Weeks after popular teacher-evaluation website RateMyProfessors.com began allowing students to upload images of their professors, some Boston University faculty say the site is still a waste of cyber space, but are not concerned about the possibility of having their likeliness posted online.
“I’m less concerned with my privacy than the sanctity of the student-professor relationship,” journalism professor Mitchell Zuckoff said. “Thinking about a student snapping a picture while I’m making a face in a moment of a three-hour lecture, it’s potentially going to get in the way.”
International relations professor William Keylor joked about the potential classroom paparazzi.
“Does this mean that students will bring their cell-phone cameras to class and catch the professor in a striking pose?” he asked. “We will have to be sure to wear our best suits and put on makeup before we appear before the class.”
RateMyProfessors lets users flag inappropriate photos and promises a “trusted” RateMyProfessors administrator will review such picture sand decides whether to take them down. But Zuckoff said a professor’s appearance should have no bearing on whether a student chooses a course.

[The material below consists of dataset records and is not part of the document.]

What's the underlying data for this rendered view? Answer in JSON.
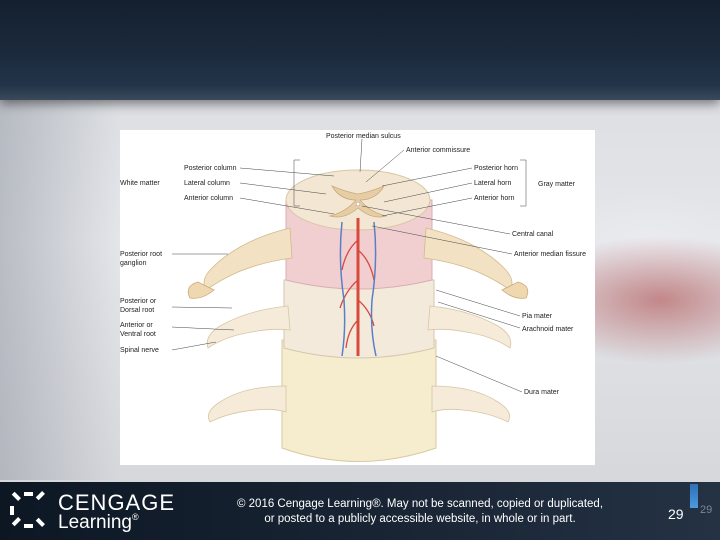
{
  "figure": {
    "labels": {
      "posterior_median_sulcus": "Posterior median sulcus",
      "anterior_commissure": "Anterior commissure",
      "posterior_column": "Posterior column",
      "lateral_column": "Lateral column",
      "anterior_column": "Anterior column",
      "white_matter": "White matter",
      "posterior_horn": "Posterior horn",
      "lateral_horn": "Lateral horn",
      "anterior_horn": "Anterior horn",
      "gray_matter": "Gray matter",
      "central_canal": "Central canal",
      "anterior_median_fissure": "Anterior median fissure",
      "posterior_root_ganglion_1": "Posterior root",
      "posterior_root_ganglion_2": "ganglion",
      "posterior_dorsal_root_1": "Posterior or",
      "posterior_dorsal_root_2": "Dorsal root",
      "anterior_ventral_root_1": "Anterior or",
      "anterior_ventral_root_2": "Ventral root",
      "spinal_nerve": "Spinal nerve",
      "pia_mater": "Pia mater",
      "arachnoid_mater": "Arachnoid mater",
      "dura_mater": "Dura mater"
    }
  },
  "footer": {
    "logo_word1": "CENGAGE",
    "logo_word2": "Learning",
    "logo_tm": "®",
    "copyright_line1": "© 2016 Cengage Learning®. May not be scanned, copied or duplicated,",
    "copyright_line2": "or posted to a publicly accessible website, in whole or in part.",
    "page_number": "29",
    "page_number_small": "29"
  },
  "colors": {
    "top_band": "#1b2a3d",
    "bottom_bar": "#1a2636",
    "accent": "#3a84cf"
  }
}
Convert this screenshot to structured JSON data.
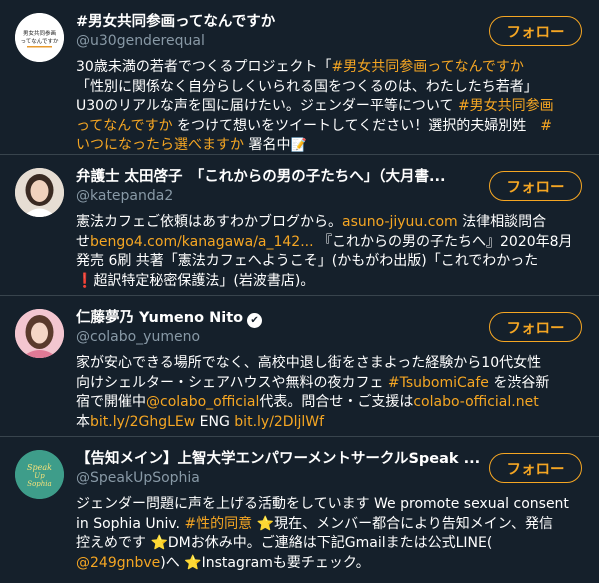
{
  "follow_label": "フォロー",
  "accounts": [
    {
      "name": "#男女共同参画ってなんですか",
      "handle": "@u30genderequal",
      "avatar_text": "男女共同参画ってなんですか",
      "bio": {
        "l1a": "30歳未満の若者でつくるプロジェクト「",
        "l1b": "#男女共同参画ってなんですか",
        "l2": "「性別に関係なく自分らしくいられる国をつくるのは、わたしたち若者」",
        "l3a": "U30のリアルな声を国に届けたい。ジェンダー平等について ",
        "l3b": "#男女共同参画",
        "l4a": "ってなんですか",
        "l4b": " をつけて想いをツイートしてください！選択的夫婦別姓　",
        "l4c": "#",
        "l5a": "いつになったら選べますか",
        "l5b": " 署名中",
        "l5c": "📝"
      }
    },
    {
      "name": "弁護士 太田啓子　「これからの男の子たちへ」（大月書...",
      "handle": "@katepanda2",
      "bio": {
        "l1a": "憲法カフェご依頼はあすわかブログから。",
        "l1b": "asuno-jiyuu.com",
        "l1c": " 法律相談問合",
        "l2a": "せ",
        "l2b": "bengo4.com/kanagawa/a_142...",
        "l2c": " 『これからの男の子たちへ』2020年8月",
        "l3": "発売 6刷 共著「憲法カフェへようこそ」(かもがわ出版)「これでわかった",
        "l4a": "❗",
        "l4b": "超訳特定秘密保護法」(岩波書店)。"
      }
    },
    {
      "name": "仁藤夢乃 Yumeno Nito",
      "handle": "@colabo_yumeno",
      "verified_icon": "✔",
      "bio": {
        "l1": "家が安心できる場所でなく、高校中退し街をさまよった経験から10代女性",
        "l2a": "向けシェルター・シェアハウスや無料の夜カフェ ",
        "l2b": "#TsubomiCafe",
        "l2c": " を渋谷新",
        "l3a": "宿で開催中",
        "l3b": "@colabo_official",
        "l3c": "代表。問合せ・ご支援は",
        "l3d": "colabo-official.net",
        "l4a": "本",
        "l4b": "bit.ly/2GhgLEw",
        "l4c": " ENG ",
        "l4d": "bit.ly/2DljlWf"
      }
    },
    {
      "name": "【告知メイン】上智大学エンパワーメントサークルSpeak ...",
      "handle": "@SpeakUpSophia",
      "avatar_text": "Speak Up Sophia",
      "bio": {
        "l1": "ジェンダー問題に声を上げる活動をしています We promote sexual consent",
        "l2a": "in Sophia Univ. ",
        "l2b": "#性的同意",
        "l2c": " ⭐",
        "l2d": "現在、メンバー都合により告知メイン、発信",
        "l3a": "控えめです ",
        "l3b": "⭐",
        "l3c": "DMお休み中。ご連絡は下記Gmailまたは公式LINE(",
        "l4a": "@249gnbve",
        "l4b": ")へ ",
        "l4c": "⭐",
        "l4d": "Instagramも要チェック。"
      }
    }
  ]
}
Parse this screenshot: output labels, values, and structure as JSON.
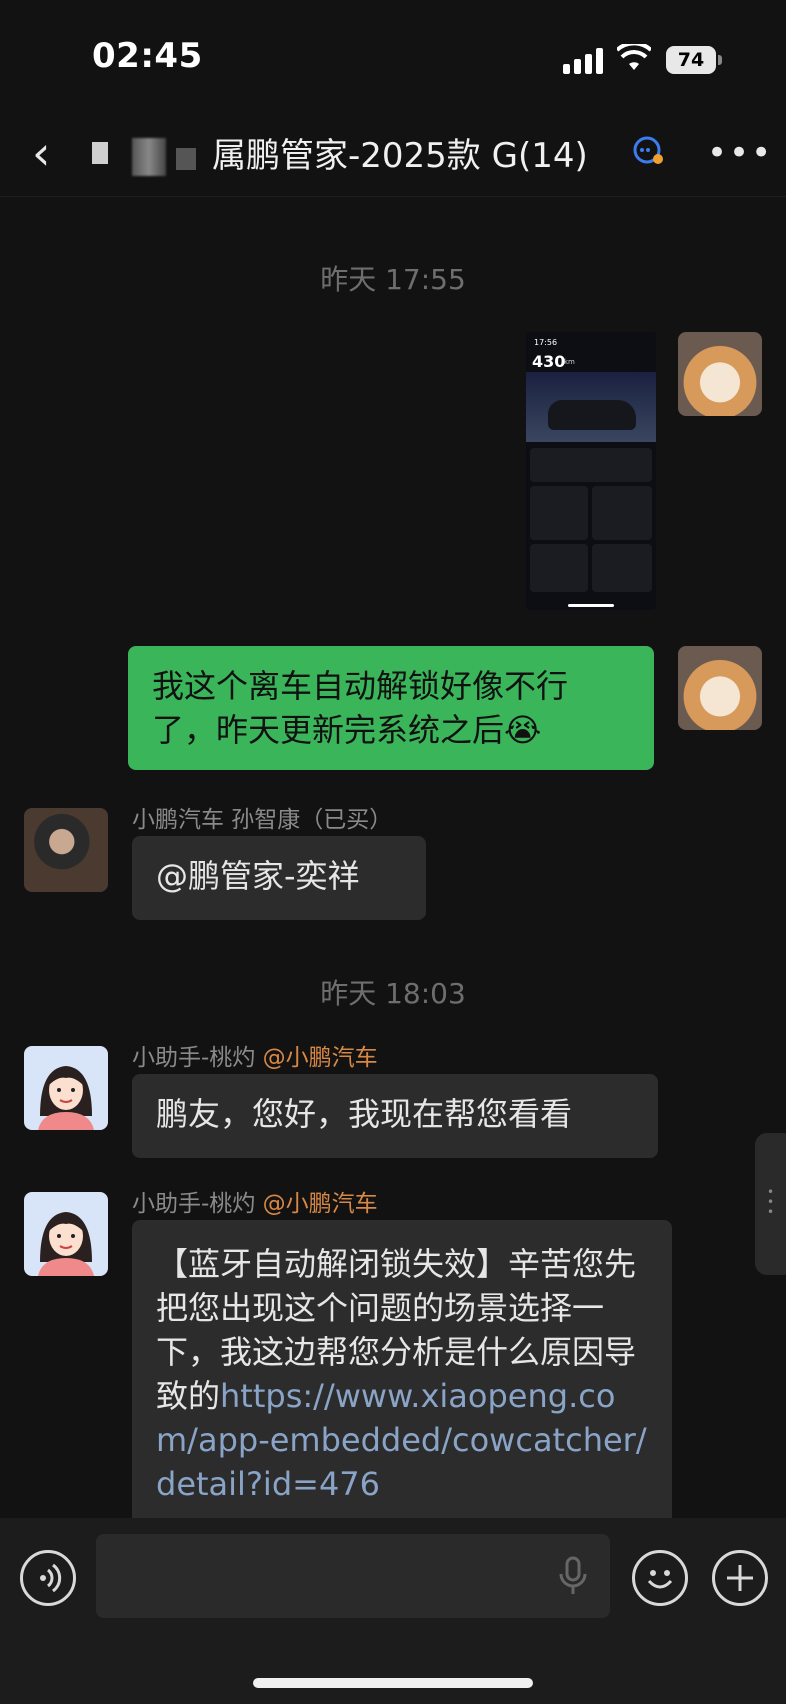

“I guess RateMyProfessors figured that it’d be an added benefit or bonus to their users, but I think it’s inappropriate in any academic setting,” he said. “Judgments based on appearance have no place in that environment.”
The website’s new format also allows users to post professor’s quotations, which worries Keylor.
“I would hope that students who wish to upload quotations from professors take great care to get the quotation right,” he said. “It is a real annoyance to find yourself misquoted in public.”
Faculty have long contested the usefulness of the website. Film professor Robert Arnold said he has seen no correlation between comments on College of Communication student evaluations and those posted on RateMyProfessors, which he said sometimes includes inaccurate information.
“Unlike our internal student evaluations, which are available to students at least within [COM], there is no verification that a submission to [RateMyProfessors] even comes from a student who has taken a course from the professor, nor does it prevent one student from posting several reviews, nor does it prevent a malicious faculty colleague from slandering a fellow professor,” he said in an email.
While internal evaluations may be helpful to faculty, BU no longer provides a way for students to share professor evaluations. The Source Guide, later renamed CourseNet, served as an official university evaluation site but has not been updated since the fall of 2003.
“The demise of The Source Guide was a major loss for students seeking guidance on how courses are taught,” International relations professor William Grimes said. “I think it is up to the university to set up a comprehensive and rational system of teaching evaluation and to make the major results accessible to students.”
Zuckoff said he doubts RateMyProfessors’ usefulness, repeating an analogy he had heard from a colleague.
“Picking a professor based on [RateMyProfessors] is like picking a date based on bathroom graffiti,” he said.
But Keylor said he uses the site himself.
“I consider it a useful supplement to the written student evaluations that students fill out at the end of each course,” he said.